Real Live – Bob, der Performer


Die frühen Folktage 1960 – 1964

Wo immer es im hippen New Yorker Stadtteil Greenwich Vlllage eine Bühne gibt, kennt das Publikum den Typen mit dem Cord-Käppi auf dem Kopf, der Halterung für die Harmonika um den Hals, der Gitarre und einer Stimme, die, so ein Kritiker, klingt, „als käme sie über die Mauern einer Lungenheilanstalt“. Mit ihr raspelt er sich durch Traditionais, Bluesklassiker und eigene Stücke. Und Robert Shelton schreibt in der „New York Times“ vom 29. September 1961: „Kein Zweifel, er platzt vor Talent.“ Vier Wochen später hat Dylan einen Plattenvertrag. Sound for glory.

Die elektrische Phase 1965/1966

Pete Seeger ist außer sich. Am liebsten würde der sonst so friedfertige Folksänger mit einer Axt die Kabel durchschlagen: Der Kerl da draußen spielt doch tatsächlich-Rock’n’Roll. Beim Newport Folk Festival! Und die Fans? Buhen bei „Maggie’s Farm“, pfeifen bei „It Takes A Lot To Laugh“. Dennoch gibt es nach diesem Tag, dem 25. Juli 1965, kein Zurück für Bob. Forest Hills? Buhen und Pfeifen. Hollywood Bowl? Royal Albert Hall in London? Buhen, Pfeifen, Judas!“-Rufe. Ein Ritual, überall. In Manchester streitet sich Dylan mit einem Zuschauer herum, herrscht dann seine Band an, „play it fuckin‘ loud!!“ – und gemeinsam stürzen sie sich in „Like A Rolling Stone“. Als gäbe es kein Morgen mehr.

Die Rolling Thunder Revue 1975/1976

Ein Traum: mit Freunden durch die Lande ziehen und in Clubs, wenn’s sein muss auch Heuschobern, aufspielen; eine Minstrelshow, wie in den alten Zeiten, lange vor Radio und TV. Natürlich sind’s dann nie Heuschober und selten winzige Clubs, aber das mit den Freunden stimmt schon: Ramblin‘ Jack Elliott ist dabei und Joan Baez, Bobby Neuwirth und Kinky Friedman, Roger McGuinn und Mick Ronson. Jeder singt ein paar eigene Stücke, und Dylan singt seine Songs, und am Ende singen alle Woody Guthries „This Land Is Your Land“. Zu hören auf der LP HARD RAIN, zu sehen im einzigartigen Film-Dokument „Renaldo & Clara“.

Die Budokan-Bigband 1978

Für Paul Williams ist es „womöglich einer der großen Momente im Leben des Künstlers“, Dylan selbst bekundet oft, er bekomme jedesmal eine Gänsehaut, wenn er an den Auftritt vom 1. Juli 1978 auf dem Nürnberger Zeppelinfeld denke. Zuvor drangen seltsame Nachrichten aus Japan herüber: Mit Bigband sei er unterwegs,gebe den Entertainer, spiele Reggae(!)-Versionen seiner Klassiker, manche Stücke erkenne man gar erst beim Refrain. Bob goes to Las Vegas? Ja, aber es ist grandios, so grandios, dass man sich in diese alten, vertrauten Songs aufs Neue verliebt.

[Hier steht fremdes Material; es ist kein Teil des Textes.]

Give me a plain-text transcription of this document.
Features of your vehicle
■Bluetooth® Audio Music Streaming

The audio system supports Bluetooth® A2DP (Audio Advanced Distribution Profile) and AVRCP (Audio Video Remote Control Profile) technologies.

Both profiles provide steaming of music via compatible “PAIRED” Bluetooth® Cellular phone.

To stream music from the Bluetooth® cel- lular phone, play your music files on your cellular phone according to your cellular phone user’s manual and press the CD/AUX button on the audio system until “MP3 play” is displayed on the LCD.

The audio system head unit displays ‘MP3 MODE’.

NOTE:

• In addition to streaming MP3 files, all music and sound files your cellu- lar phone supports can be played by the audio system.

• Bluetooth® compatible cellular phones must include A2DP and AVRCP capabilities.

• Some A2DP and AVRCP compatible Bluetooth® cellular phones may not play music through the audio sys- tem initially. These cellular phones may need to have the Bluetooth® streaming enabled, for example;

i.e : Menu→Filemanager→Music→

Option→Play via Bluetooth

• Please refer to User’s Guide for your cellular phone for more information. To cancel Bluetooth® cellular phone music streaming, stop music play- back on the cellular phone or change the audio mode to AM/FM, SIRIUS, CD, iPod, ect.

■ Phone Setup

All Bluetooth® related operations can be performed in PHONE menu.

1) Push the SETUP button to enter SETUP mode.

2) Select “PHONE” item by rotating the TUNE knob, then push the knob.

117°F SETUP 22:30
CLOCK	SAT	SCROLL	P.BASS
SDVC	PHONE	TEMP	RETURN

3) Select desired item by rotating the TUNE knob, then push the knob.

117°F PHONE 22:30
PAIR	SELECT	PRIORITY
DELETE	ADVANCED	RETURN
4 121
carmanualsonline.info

Der Prediger unterwegs 1979/1980

Der Freigeist von einst verkündet das Wort Gottes, gibt den geläuterten Sünder, weigert sich, alte Songs (Teufelszeug?) zu spielen, und predigt lieber: „You Gotta Serve Somebody“,“Property Of Jesus“, „Gonna Change My Way Of Thinking“ usw., kein „How does it feel?“ weit und breit, statt dessen jauchzen die Gospeldamen: Praise the Lord! Hallelujah!

The Never-Ending Tour 1988 – ???

Dreizehn Jahre nun schon: Der notorisch Missgelaunte zieht rastlos um die Welt, strotzt ob in Bad Mergentheim oder im Madison Square Garden – nur so vor Spielfreude, tritt bei MTV auf und, was ihm mancher übel nimmt, gar vor dem Papst. Aufhören? Geht nicht. „Ich wäre verloren“, sagt er. 60 Jahre ist er jetzt alt, der ewige Drifter, seit vier Jahrzehnten unterwegs, immer noch „with no direction hörne““. Hut ab, Mr. Dylan – und: Danke!